Here are some simple steps to guide you back to your values and clarify your boundaries

1. Identify where a boundary got crossed

If you are feeling out of sorts in yourself, perhaps angry, irritable, easily judgmental and reactive toward others, anxious, over-extended or overwhelmed, most likely one of your boundaries has been crossed. Reflect back on the last week or two and start to consider where things may have started going off course and write down as many as you can identify.

2. Clarify what you want and need

What types of activities and relationships do you truly want to fill your days with? Identify and write down not only the activity or relationship, but also the big WHY underneath each one. For example, if you want to move your body in some way everyday, the big WHY underneath that might be that you value your health and well-being. If you want to make more time for your spouse or partner, the big WHY might be that you value quality time with loved ones and are aware of the impermanence of life.

3. Take ownership

Focus on your personal role and how your thoughts, actions or behaviors may have contributed to the boundary violation. Even if you’re dealing with an interpersonal exchange with someone else during which you feel that they stepped over your boundary, notice and take responsibility for whatever your part in the interaction may have been.

4. Make amends

Depending on the particular boundary that has been crossed, you may want to make amends with another, or simply with yourself.
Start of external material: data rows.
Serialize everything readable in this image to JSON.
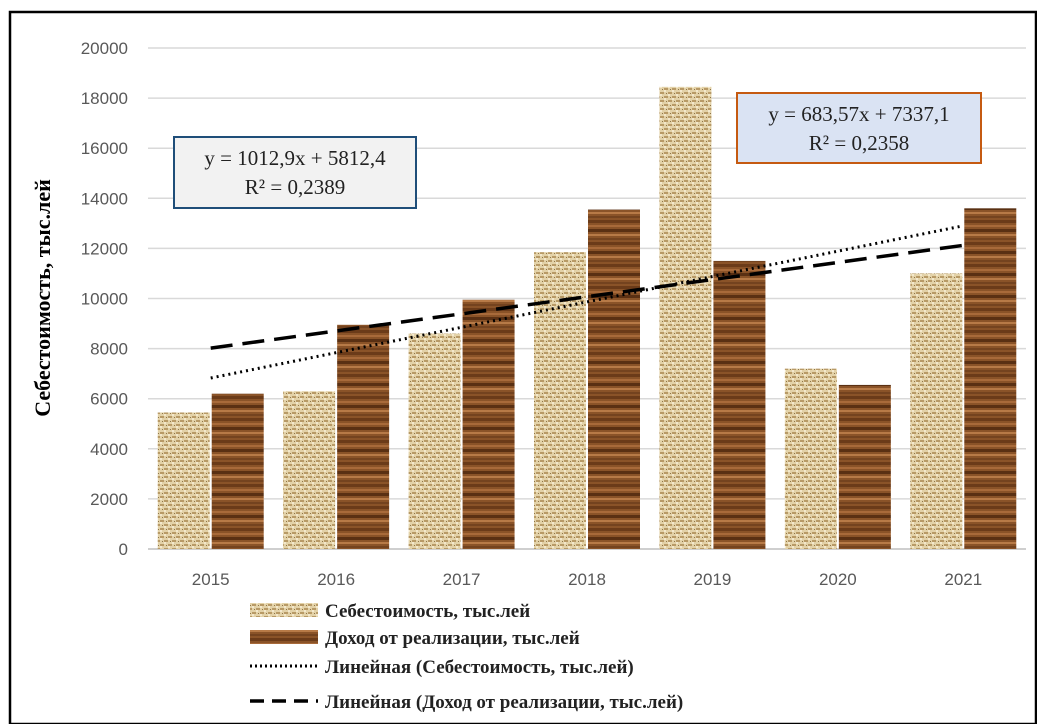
{
  "chart_data": {
    "type": "bar",
    "ylabel": "Себестоимость, тыс.лей",
    "ylim": [
      0,
      20000
    ],
    "yticks": [
      0,
      2000,
      4000,
      6000,
      8000,
      10000,
      12000,
      14000,
      16000,
      18000,
      20000
    ],
    "categories": [
      "2015",
      "2016",
      "2017",
      "2018",
      "2019",
      "2020",
      "2021"
    ],
    "grid": true,
    "legend_position": "bottom",
    "series": [
      {
        "name": "Себестоимость, тыс.лей",
        "values": [
          5450,
          6300,
          8600,
          11850,
          18450,
          7200,
          11000
        ],
        "color": "#d9c49a",
        "pattern": "burlap"
      },
      {
        "name": "Доход от реализации, тыс.лей",
        "values": [
          6200,
          8950,
          9950,
          13550,
          11500,
          6550,
          13600
        ],
        "color": "#8a5328",
        "pattern": "wood"
      }
    ],
    "trendlines": [
      {
        "name": "Линейная (Себестоимость, тыс.лей)",
        "slope": 1012.9,
        "intercept": 5812.4,
        "style": "dotted"
      },
      {
        "name": "Линейная (Доход от реализации, тыс.лей)",
        "slope": 683.57,
        "intercept": 7337.1,
        "style": "dashed"
      }
    ],
    "annotations": [
      {
        "line1": "y = 1012,9x + 5812,4",
        "line2": "R² = 0,2389",
        "border": "#1f4e79",
        "fill": "#f2f2f2"
      },
      {
        "line1": "y = 683,57x + 7337,1",
        "line2": "R² = 0,2358",
        "border": "#c55a11",
        "fill": "#dae3f3"
      }
    ]
  }
}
For example, if you recognize that you have said ‘yes’ to too many things where your truth was actually a ‘no,’ re-commit to yourself that you will pause, go more slowly and evaluate every choice before giving someone a response. If you are dealing with an interpersonal situation, you might go to that person and let them know directly that you aren’t pleased with how something went and you want to start by taking responsibility for yourself and how you handled the situation.

5.Course correct

Now that you have gone through the process of identifying, clarifying, taking responsibility and making amends with regard to whatever boundary violations you may be struggling with, it’s time to course correct. In this stage of the process, I encourage you to roll up your sleeves, put on your best intuitive and scientific hat and examine what patterns, systems and structures contributed to the vulnerability that led to the boundary violation in the first place.

For example, you may start to examine how you structure your work day and choose to eliminate social media/email/text distractions so that you can feel more focused and productive during the day and more capable of spending present-centered time with your family in the evening. You might realize that you need to take Sundays as a completely unscheduled day and for some period of time if someone asks to make a date on a Sunday, your answer is ‘no.’

Although some of these examples might seem small or insignificant, the same tools and philosophy can be applied to some of life’s most challenging quandaries and relationships.

You are the expert on your own life and I know that if you give yourself a little bit of time and space to go through this process, there will be powerful insights and answers waiting for you on the other side.

And remember, boundaries are not in place to make us increasingly rigid, self-centered and hyper focused on every tiny last drop of time, energy, money or effort that we are allocating to things in our lives. To the contrary, clear and consistent boundaries are precisely what allow for the freedoms of adaptation, spontaneity and generosity. In other words, the more clear and respectful you can be of yourself, your time and your priorities, the more space you will have to be in the flow and to follow your instincts when it comes to new opportunities, work, play, community, family and friends.